Either the monitor is in-built on the insulin pump or on an individual gadget that may be easily carried in a pocket or wallet. A few CGMs directly forward the data to a smartphone or tablet. A number of models of CGMs are currently available and listed in an external link of the American Diabetes Association's product guide.
CGM special features
CGMs are always switched on and recording interstitial glucose concentrations, even while patients bathe, work, exercise or sleep. Various special characteristics are found in different CGMs in addition to interpreting glucose readings. These CGMs can sound an alarm when sugar levels reach extreme variations of high or low. CGMs can also reveal details about the wearer's diet, exercise and medication, which can also be saved in these devices. Additionally, glucose level readings can be downloaded to the wearer's laptop or smartphone to reveal trends.
A few CGM models can send results directly to another person's smart device (a parent, spouse or caregiver). For instance, if a kid's sugar concentrations fall to alarmingly low levels at night, the CGM could be instructed to awaken parents in the other room.
Special requirements for using a CGM
A CGM needs to check itself twice a day. A drop of blood is tested on a standard glucose meter and the glucose reading must be the same on both devices. Likewise, CGM sensors must be replaced regularly after three to seven days according to the model's requirement.
If the CGM notifies the wearer of high or low blood glucose levels, then it is crucial to take action for safety purposes. To keep glucose within a target range, patients must follow the treatment plan or seek professional help.
Benefits of CGMs
Unlike standard blood glucose monitors, CGMs can better control glucose levels on a daily basis, resulting in fewer low blood glucose events and reducing the number of required finger sticks.
Increased and decreased glucose levels are visible on the screen of CGMs in the form of a graph. This view helps patients select the best method for regulating glucose levels.
Over time, people with diabetes can avoid complications and stay healthy by regulating their glucose levels properly. Daily use of CGMs can offer greater benefits to people with the disease.
Limits of CGM
Considerable research has been conducted in an effort to improve CGMs, making them more precise, accurate and user-friendly. However, to check the accuracy and precision of CGMs as compared to that of a standard blood glucose meter, a finger-stick glucose test must be performed two times a day.

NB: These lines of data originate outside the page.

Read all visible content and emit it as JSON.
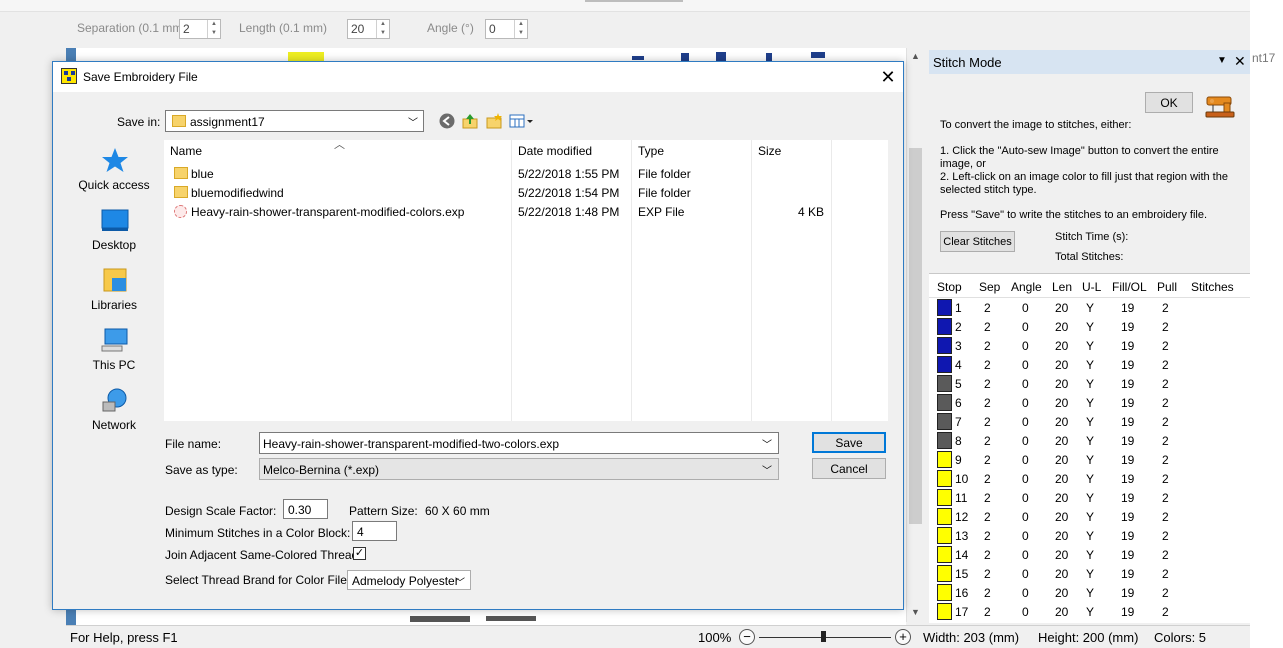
{
  "toolbar": {
    "separation_label": "Separation (0.1 mm)",
    "separation_value": "2",
    "length_label": "Length (0.1 mm)",
    "length_value": "20",
    "angle_label": "Angle (°)",
    "angle_value": "0"
  },
  "background_caption": "nt17",
  "dialog": {
    "title": "Save Embroidery File",
    "save_in_label": "Save in:",
    "save_in_value": "assignment17",
    "places": [
      {
        "label": "Quick access",
        "icon": "star-icon"
      },
      {
        "label": "Desktop",
        "icon": "desktop-icon"
      },
      {
        "label": "Libraries",
        "icon": "libraries-icon"
      },
      {
        "label": "This PC",
        "icon": "computer-icon"
      },
      {
        "label": "Network",
        "icon": "network-icon"
      }
    ],
    "columns": {
      "name": "Name",
      "date": "Date modified",
      "type": "Type",
      "size": "Size"
    },
    "files": [
      {
        "name": "blue",
        "date": "5/22/2018 1:55 PM",
        "type": "File folder",
        "size": "",
        "icon": "folder-icon"
      },
      {
        "name": "bluemodifiedwind",
        "date": "5/22/2018 1:54 PM",
        "type": "File folder",
        "size": "",
        "icon": "folder-icon"
      },
      {
        "name": "Heavy-rain-shower-transparent-modified-colors.exp",
        "date": "5/22/2018 1:48 PM",
        "type": "EXP File",
        "size": "4 KB",
        "icon": "embroidery-file-icon"
      }
    ],
    "filename_label": "File name:",
    "filename_value": "Heavy-rain-shower-transparent-modified-two-colors.exp",
    "savetype_label": "Save as type:",
    "savetype_value": "Melco-Bernina (*.exp)",
    "save_button": "Save",
    "cancel_button": "Cancel",
    "scale_label": "Design Scale Factor:",
    "scale_value": "0.30",
    "pattern_size_label": "Pattern Size:",
    "pattern_size_value": "60 X 60 mm",
    "min_stitches_label": "Minimum Stitches in a Color Block:",
    "min_stitches_value": "4",
    "join_label": "Join Adjacent Same-Colored Threads",
    "join_checked": "✓",
    "thread_brand_label": "Select Thread Brand for Color File",
    "thread_brand_value": "Admelody Polyester"
  },
  "stitch_panel": {
    "title": "Stitch Mode",
    "ok_button": "OK",
    "instruction_intro": "To convert the image to stitches, either:",
    "instruction_1": "1. Click the \"Auto-sew Image\" button to convert the entire image, or",
    "instruction_2": "2. Left-click on an image color to fill just that region with the selected stitch type.",
    "instruction_save": "Press \"Save\" to write the stitches to an embroidery file.",
    "clear_button": "Clear Stitches",
    "stitch_time_label": "Stitch Time (s):",
    "total_stitches_label": "Total Stitches:",
    "columns": [
      "Stop",
      "Sep",
      "Angle",
      "Len",
      "U-L",
      "Fill/OL",
      "Pull",
      "Stitches"
    ],
    "colors": {
      "blue": "#0f17b0",
      "gray": "#5a5a5a",
      "yellow": "#ffff00"
    },
    "rows": [
      {
        "stop": "1",
        "sep": "2",
        "angle": "0",
        "len": "20",
        "ul": "Y",
        "fill": "19",
        "pull": "2",
        "color": "blue"
      },
      {
        "stop": "2",
        "sep": "2",
        "angle": "0",
        "len": "20",
        "ul": "Y",
        "fill": "19",
        "pull": "2",
        "color": "blue"
      },
      {
        "stop": "3",
        "sep": "2",
        "angle": "0",
        "len": "20",
        "ul": "Y",
        "fill": "19",
        "pull": "2",
        "color": "blue"
      },
      {
        "stop": "4",
        "sep": "2",
        "angle": "0",
        "len": "20",
        "ul": "Y",
        "fill": "19",
        "pull": "2",
        "color": "blue"
      },
      {
        "stop": "5",
        "sep": "2",
        "angle": "0",
        "len": "20",
        "ul": "Y",
        "fill": "19",
        "pull": "2",
        "color": "gray"
      },
      {
        "stop": "6",
        "sep": "2",
        "angle": "0",
        "len": "20",
        "ul": "Y",
        "fill": "19",
        "pull": "2",
        "color": "gray"
      },
      {
        "stop": "7",
        "sep": "2",
        "angle": "0",
        "len": "20",
        "ul": "Y",
        "fill": "19",
        "pull": "2",
        "color": "gray"
      },
      {
        "stop": "8",
        "sep": "2",
        "angle": "0",
        "len": "20",
        "ul": "Y",
        "fill": "19",
        "pull": "2",
        "color": "gray"
      },
      {
        "stop": "9",
        "sep": "2",
        "angle": "0",
        "len": "20",
        "ul": "Y",
        "fill": "19",
        "pull": "2",
        "color": "yellow"
      },
      {
        "stop": "10",
        "sep": "2",
        "angle": "0",
        "len": "20",
        "ul": "Y",
        "fill": "19",
        "pull": "2",
        "color": "yellow"
      },
      {
        "stop": "11",
        "sep": "2",
        "angle": "0",
        "len": "20",
        "ul": "Y",
        "fill": "19",
        "pull": "2",
        "color": "yellow"
      },
      {
        "stop": "12",
        "sep": "2",
        "angle": "0",
        "len": "20",
        "ul": "Y",
        "fill": "19",
        "pull": "2",
        "color": "yellow"
      },
      {
        "stop": "13",
        "sep": "2",
        "angle": "0",
        "len": "20",
        "ul": "Y",
        "fill": "19",
        "pull": "2",
        "color": "yellow"
      },
      {
        "stop": "14",
        "sep": "2",
        "angle": "0",
        "len": "20",
        "ul": "Y",
        "fill": "19",
        "pull": "2",
        "color": "yellow"
      },
      {
        "stop": "15",
        "sep": "2",
        "angle": "0",
        "len": "20",
        "ul": "Y",
        "fill": "19",
        "pull": "2",
        "color": "yellow"
      },
      {
        "stop": "16",
        "sep": "2",
        "angle": "0",
        "len": "20",
        "ul": "Y",
        "fill": "19",
        "pull": "2",
        "color": "yellow"
      },
      {
        "stop": "17",
        "sep": "2",
        "angle": "0",
        "len": "20",
        "ul": "Y",
        "fill": "19",
        "pull": "2",
        "color": "yellow"
      }
    ]
  },
  "status_bar": {
    "help": "For Help, press F1",
    "zoom": "100%",
    "zoom_out": "−",
    "zoom_in": "+",
    "width": "Width: 203 (mm)",
    "height": "Height: 200 (mm)",
    "colors": "Colors: 5"
  }
}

Alone, CGM results are not sufficient to make decisions regarding treatment in most CGM models. For instance, CGM readings must be verified before making any changes to the insulin dose by performing a finger-stick glucose test. Using a CGM system is relatively expensive when compared to a standard glucose meter.
Wearable devices to monitor diabetes
Long term, a conventional finger-stick glucose level test is used to check and maintain glucose levels. However, with developments in technology, a new wearable tech gadget called the wearable glucometer system has been introduced. This system enables glucose level checks without the pain of the needle. Principally, sensors are used in these gadgets to check the glucose levels in the blood by using body fluids like sweat. These gadgets have been developed by many companies and they are integrated into small packages so that people can continue their routines without hindrance.
While new gadgets are being introduced to replace conventional monitoring methods, it will likely take some time to fully replace those methods entirely with new technology.